Ов, сирун, сирун, инчу мотецар,
Сытыс гахтникы инчу имацар.
Ми анмех сиров ес кез сиреци,
Байц ду анирав давачанецир.

Песня за сердце брала, и слов знать не надо. Души и мелодии достаточно. Но слова все знали, не только по-армянски, но и о чём она:

О красавица, ты за грех какой
Сердца бедного унесла покой?
Ведь любовь моя так чиста была,
Почему ее ты предать смогла?

Но столкнешься вдруг с горькою судьбой –
Всю печаль твою разделю с тобой.
И тогда уже, о душа моя,
Никогда тебя не покину я…

Время шло незаметно. Стэцько набирался сил. Всё пробовал ездить на дощечке с двумя толкачиками в руках. Раны болели, рукам тяжело было, на ладонях появились мозоли. Постепенно привыкал: сползал с койки на костылях, усаживался на дощечку, закреплял культи ремнями наискосок и старательно учился. Сначала по палате, после в коридоре, а к декабрю уже сносили его хлопцы в парк, и там он гулял, отталкиваясь обеими руками от асфальта очищенных от снега аллей. Гулял всё больше с Вачиком, сдружились они, крепко сдружились, не разлей вода. Интересно им вдвоём было, занятно беседовать да и, по всему видать, музыка их объединяла. Иногда присаживались на скамейке и морозным днем затягивали какую-нибудь песню на два голоса. Но Стэцьку было этого мало, взялся он у Серёги учиться на гармони играть и быстро худо-бедно выучился. Эх, жаль, своей гармони-то не было.

Так и подобралось время к Новому, 1946-му году. "Господи, сколько же я не был дома и не видел родных - мучился Стэцько по ночам, - что с ними, где они и как?" Его страшила встреча с Софией, как отнесётся она к нему, безногому, немощному инвалиду. Алчный траурный червь пожирал его изнутри. Но наступало новое утро, ближе к рассвету он забывался крепким сном, а днём вновь шумная жизнь среди таких же, как и он, обездоленных.
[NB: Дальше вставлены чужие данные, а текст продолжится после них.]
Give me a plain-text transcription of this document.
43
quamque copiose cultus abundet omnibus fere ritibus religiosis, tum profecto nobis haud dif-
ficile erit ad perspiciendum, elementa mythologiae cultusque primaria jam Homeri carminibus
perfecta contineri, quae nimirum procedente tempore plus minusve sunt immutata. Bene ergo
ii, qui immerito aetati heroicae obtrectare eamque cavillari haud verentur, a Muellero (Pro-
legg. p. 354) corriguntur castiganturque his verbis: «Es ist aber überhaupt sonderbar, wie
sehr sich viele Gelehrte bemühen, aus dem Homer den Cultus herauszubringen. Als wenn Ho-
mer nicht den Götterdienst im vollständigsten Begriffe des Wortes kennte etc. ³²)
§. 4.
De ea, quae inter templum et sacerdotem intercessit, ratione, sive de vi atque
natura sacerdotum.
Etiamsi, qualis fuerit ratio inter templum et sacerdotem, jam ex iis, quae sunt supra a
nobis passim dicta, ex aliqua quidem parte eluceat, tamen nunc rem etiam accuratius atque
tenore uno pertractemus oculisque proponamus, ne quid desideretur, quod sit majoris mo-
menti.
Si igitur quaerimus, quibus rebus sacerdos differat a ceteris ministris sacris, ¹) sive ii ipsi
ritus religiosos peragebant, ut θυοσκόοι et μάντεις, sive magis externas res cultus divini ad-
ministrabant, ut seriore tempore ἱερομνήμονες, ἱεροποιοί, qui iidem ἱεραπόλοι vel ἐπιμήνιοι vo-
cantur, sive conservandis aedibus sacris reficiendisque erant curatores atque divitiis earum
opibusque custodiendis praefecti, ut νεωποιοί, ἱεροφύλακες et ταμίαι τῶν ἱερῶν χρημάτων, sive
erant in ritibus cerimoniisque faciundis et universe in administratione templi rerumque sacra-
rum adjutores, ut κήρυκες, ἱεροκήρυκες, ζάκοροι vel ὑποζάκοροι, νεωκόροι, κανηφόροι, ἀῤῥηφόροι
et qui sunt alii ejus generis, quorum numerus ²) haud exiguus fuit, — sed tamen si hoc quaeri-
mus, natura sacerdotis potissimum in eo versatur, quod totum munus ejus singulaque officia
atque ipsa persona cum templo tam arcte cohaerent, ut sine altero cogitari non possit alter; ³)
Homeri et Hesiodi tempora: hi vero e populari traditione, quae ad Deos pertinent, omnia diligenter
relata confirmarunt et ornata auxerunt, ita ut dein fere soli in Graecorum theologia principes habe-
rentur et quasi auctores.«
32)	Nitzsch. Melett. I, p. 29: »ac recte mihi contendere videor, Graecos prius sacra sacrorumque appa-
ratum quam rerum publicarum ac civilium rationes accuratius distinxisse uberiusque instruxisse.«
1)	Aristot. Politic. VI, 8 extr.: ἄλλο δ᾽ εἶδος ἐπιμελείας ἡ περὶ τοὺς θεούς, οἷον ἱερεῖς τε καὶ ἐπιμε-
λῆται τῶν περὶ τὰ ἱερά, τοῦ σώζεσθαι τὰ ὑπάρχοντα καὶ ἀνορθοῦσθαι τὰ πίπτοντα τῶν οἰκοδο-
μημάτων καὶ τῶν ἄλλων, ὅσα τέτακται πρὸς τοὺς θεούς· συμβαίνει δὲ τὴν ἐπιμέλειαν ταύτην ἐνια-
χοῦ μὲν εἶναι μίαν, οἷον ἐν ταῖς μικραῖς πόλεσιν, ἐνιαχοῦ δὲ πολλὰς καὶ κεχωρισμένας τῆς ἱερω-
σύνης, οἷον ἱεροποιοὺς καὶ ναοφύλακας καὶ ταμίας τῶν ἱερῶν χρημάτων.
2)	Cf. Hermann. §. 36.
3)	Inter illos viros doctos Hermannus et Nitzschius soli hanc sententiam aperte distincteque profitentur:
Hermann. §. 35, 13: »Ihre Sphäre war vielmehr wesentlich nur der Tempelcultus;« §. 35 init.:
С Софией он решил не встречаться. Подумал - если кинется она его, найдёт сама, пусть видит, каким он стал, и примет решение. Ну, а нет, значит бобылевать по жизни до скончания веку. На том и порешил. Трудно ему было, горько и страшно, ну, а что делать-то? Не являться же переполовиненным и не быть отвергнутым.

Счастливым и радостным был Новый год. С шампанским и бутербродами. Первый Новый год после войны. Это был праздник Победы. Победы жизни над смертью, надежды над безверием, будущего над прошлым, которое никогда больше не должно повториться. В коридоре установили ёлку, сёстры принесли из дому игрушки, у кого, что было, кое-что сделали сами, вырезали из бумаги. Ставили и украшали все вместе. Серёга устроился на табурете рядом и знай играл себе всласть. Стэцько сидел тут же на своей дощечке и брал иногда гармошку сыграть и спеть.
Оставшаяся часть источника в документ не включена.